Google DeepMind hat mit Gemini Robotics 2 die nächste Generation seiner KI-Modellfamilie für die physische Welt vorgestellt. Während bisherige Systeme zumeist auf isolierte Oberkörper-Aufgaben an Tischen beschränkt waren, baut die neue Modellarchitektur erstmals auf eine Ganzkörper-Steuerung („Whole-Body Intelligence“). Humanoide Roboter können damit in einem einzigen Bewegungsablauf gehen, sich bücken, strecken und gleichzeitig komplexe Gegenstände greifen.

Nach Angaben des KI-Labors bringt das Update nicht nur Fortschritte bei der Bewegungskoordination, sondern auch bei der feinmotorischen Handhabung mit vielgliedrigen Roboterhänden sowie bei der organisierten Zusammenarbeit mehrerer Roboter im selben Raum.
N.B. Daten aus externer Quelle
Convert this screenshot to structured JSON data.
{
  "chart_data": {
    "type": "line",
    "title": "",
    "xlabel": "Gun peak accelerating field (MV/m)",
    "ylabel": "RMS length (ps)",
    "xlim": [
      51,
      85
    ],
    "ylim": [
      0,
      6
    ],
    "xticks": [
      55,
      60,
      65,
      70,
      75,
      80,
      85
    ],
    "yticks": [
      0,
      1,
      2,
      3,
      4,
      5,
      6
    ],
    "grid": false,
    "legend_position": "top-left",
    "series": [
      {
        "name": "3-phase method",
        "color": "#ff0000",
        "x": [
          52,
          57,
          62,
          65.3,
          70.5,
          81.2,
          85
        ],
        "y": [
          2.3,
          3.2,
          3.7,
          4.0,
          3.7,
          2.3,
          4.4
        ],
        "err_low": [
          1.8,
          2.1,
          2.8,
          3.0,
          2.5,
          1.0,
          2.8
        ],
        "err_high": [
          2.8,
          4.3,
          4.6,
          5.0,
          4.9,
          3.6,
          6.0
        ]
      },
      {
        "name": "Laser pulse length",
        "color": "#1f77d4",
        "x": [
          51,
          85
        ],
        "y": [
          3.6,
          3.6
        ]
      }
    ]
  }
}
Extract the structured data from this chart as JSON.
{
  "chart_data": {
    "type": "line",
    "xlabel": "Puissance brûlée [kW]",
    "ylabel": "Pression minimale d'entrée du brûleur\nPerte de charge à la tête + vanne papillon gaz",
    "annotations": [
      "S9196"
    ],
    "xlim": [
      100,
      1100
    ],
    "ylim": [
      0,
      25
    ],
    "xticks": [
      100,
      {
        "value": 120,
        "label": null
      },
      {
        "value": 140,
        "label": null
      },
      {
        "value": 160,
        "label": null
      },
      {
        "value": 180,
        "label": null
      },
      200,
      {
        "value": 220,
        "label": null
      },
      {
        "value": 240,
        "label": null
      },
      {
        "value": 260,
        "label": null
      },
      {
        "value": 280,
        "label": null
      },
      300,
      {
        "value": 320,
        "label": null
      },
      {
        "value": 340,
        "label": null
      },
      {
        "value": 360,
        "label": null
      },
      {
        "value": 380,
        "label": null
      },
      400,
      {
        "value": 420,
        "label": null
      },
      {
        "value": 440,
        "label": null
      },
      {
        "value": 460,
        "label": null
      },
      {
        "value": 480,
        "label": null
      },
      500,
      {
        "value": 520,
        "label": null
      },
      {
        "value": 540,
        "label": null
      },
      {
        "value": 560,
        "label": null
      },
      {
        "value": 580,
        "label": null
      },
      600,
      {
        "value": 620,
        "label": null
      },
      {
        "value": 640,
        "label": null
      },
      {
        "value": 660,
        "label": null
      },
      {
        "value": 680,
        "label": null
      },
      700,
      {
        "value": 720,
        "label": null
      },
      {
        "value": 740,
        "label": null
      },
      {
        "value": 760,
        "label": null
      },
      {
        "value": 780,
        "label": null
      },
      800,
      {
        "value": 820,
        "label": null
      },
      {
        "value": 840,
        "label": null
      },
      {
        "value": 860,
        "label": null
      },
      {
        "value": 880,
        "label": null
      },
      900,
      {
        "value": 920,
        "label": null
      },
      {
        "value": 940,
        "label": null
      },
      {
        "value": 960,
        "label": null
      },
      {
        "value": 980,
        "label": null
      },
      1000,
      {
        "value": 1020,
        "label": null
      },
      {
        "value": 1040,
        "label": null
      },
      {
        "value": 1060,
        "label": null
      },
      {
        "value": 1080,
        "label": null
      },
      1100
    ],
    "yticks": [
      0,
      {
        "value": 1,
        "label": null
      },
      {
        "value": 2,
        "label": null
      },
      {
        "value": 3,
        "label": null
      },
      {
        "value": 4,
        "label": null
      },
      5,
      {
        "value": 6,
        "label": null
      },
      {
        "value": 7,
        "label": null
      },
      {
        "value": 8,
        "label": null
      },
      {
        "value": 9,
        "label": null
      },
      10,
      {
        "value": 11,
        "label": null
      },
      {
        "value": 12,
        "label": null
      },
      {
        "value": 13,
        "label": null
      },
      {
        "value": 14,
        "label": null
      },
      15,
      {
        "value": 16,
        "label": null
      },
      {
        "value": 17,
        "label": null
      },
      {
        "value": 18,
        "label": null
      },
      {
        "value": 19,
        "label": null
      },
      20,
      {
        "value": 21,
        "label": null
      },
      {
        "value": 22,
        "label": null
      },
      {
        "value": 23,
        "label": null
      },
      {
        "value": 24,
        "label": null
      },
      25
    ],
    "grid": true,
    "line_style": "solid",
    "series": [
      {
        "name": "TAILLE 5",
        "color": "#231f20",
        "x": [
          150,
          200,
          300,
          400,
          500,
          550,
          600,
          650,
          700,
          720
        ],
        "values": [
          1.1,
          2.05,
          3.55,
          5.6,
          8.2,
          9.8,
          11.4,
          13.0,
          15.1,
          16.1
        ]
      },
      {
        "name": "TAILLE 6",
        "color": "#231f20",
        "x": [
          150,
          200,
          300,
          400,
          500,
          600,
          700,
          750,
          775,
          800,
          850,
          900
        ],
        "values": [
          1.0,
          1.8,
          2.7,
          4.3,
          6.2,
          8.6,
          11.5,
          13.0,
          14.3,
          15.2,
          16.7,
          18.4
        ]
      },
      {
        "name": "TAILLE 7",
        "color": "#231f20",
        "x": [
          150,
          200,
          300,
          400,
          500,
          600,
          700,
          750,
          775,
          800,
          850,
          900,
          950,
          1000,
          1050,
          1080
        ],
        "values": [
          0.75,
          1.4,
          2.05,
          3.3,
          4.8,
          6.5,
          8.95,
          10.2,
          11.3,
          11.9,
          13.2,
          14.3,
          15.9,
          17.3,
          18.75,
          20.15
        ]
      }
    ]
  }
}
Drei spezialisierte Modelle für Wahrnehmung, Handeln und Logik

Um die Steuerung physischer Roboter von der visuellen Erfassung bis zur Gelenkbewegung abzubilden, teilt Google DeepMind die Architektur in drei aufeinander abgestimmte Modul-Varianten auf:

Die Modell-Familie im Überblick

Gemini Robotics 2 (VLA): Das Vision-Language-Action-Modell wandelt visuelle Kameradaten und Sprachbefehle direkt in motorische Steuerbefehle um. Es kontrolliert komplette humanoide Systeme von den Füßen bis zu den Fingerspitzen.

Gemini Robotics ER 2 (Embodied Reasoning): Das visuelle Sprachmodell dient als übergeordnetes Gehirn. Es plant mehrstufige Aufgaben über mehrere Minuten hinweg, korrigiert Fehlversuche und orchestriert Teams aus verschiedenen Robotern.
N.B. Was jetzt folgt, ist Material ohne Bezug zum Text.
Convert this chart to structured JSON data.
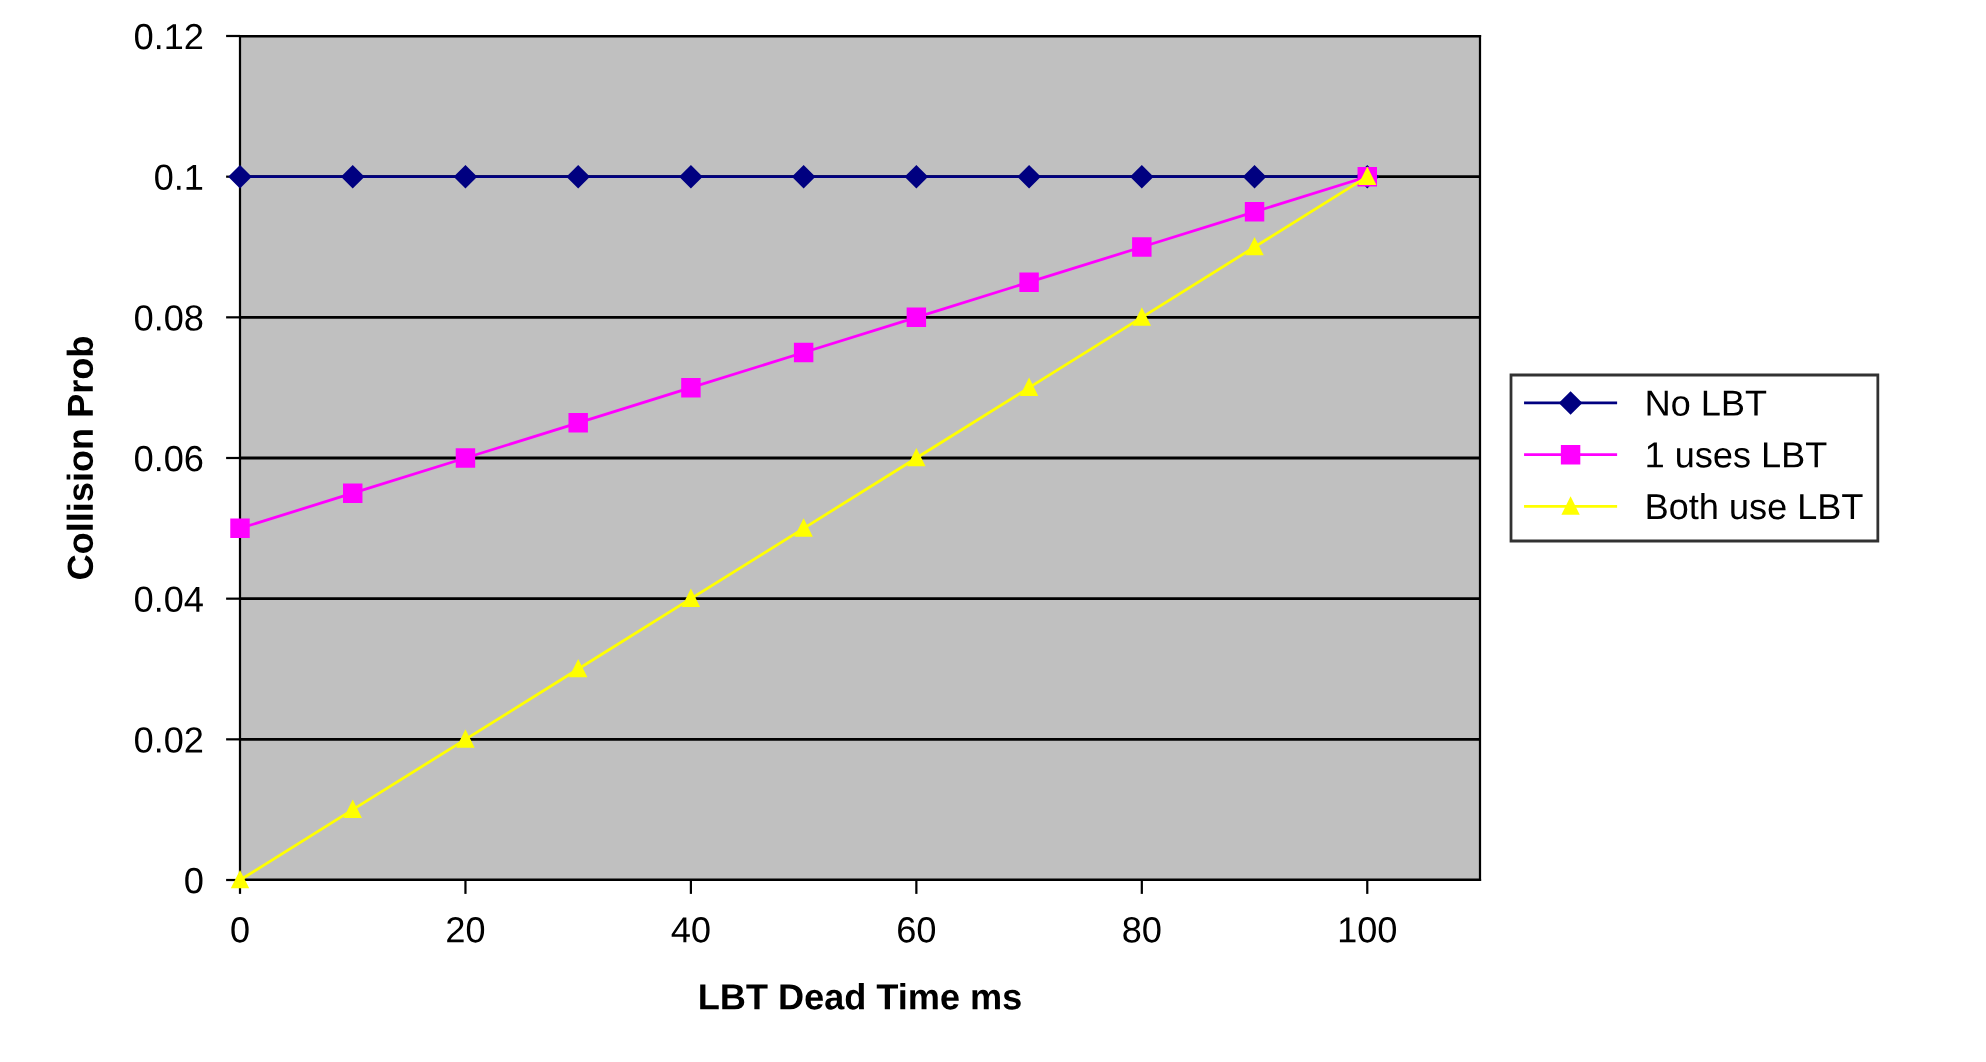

Gemini Robotics On-Device 2: Eine hocheffiziente Variante für die direkte Ausführung auf der Roboter-Hardware ohne Cloud-Latenz. Sie lässt sich in wenigen Stunden an völlig neue Roboterformen anpassen.

Wie die Entwicklung bei physischer KI in den vergangenen Monaten verdeutlicht hat, lag eine der größten Hürden bislang im Transfer gelernter Fähigkeiten auf unterschiedliche Roboter-Hardware. Google DeepMind gibt an, dass das On-Device-Modell durch ein verfeinertes Bewegungsübertragungsverfahren („Motion Transfer“) mit weniger als 200 Demonstrationsbeispielen an neue Roboterarme und Greifer angepasst werden kann.

Humanoiden in Bewegung: Ganzkörper-Aufgaben im Test

Im praktischen Versuch demonstrierte das Team die Fähigkeiten unter anderem am humanoiden Roboter Apollo 2 des Herstellers Apptronik. Auf den Befehl, eine Gießkanne in ein unteres Regal einzusortieren, steuerte das Modell den Roboter autonom von der Arbeitsfläche über mehrere Schritte hinweg bis zur Zielablage.

Feinmotorik mit 22 Freiheitsgraden an Roboterhänden

Neben der Ganzkörper-Balance erfasste das System auch feingliedrige Hände mit fünf Fingern und 22 Freiheitsgraden (SharpaWave-Hand). In Tests bewältigte der Roboter filigrane Aufgaben wie das Zuziehen von Ziplock-Beuteln oder das Knoten von Schnüren. Dennoch zeigen die veröffentlichten Messwerte, dass extrem anspruchsvolle Drehbewegungen wie das Eindrehen einer Glühbirne mit einer Erfolgsquote von 36 Prozent weiterhin eine Herausforderung darstellen.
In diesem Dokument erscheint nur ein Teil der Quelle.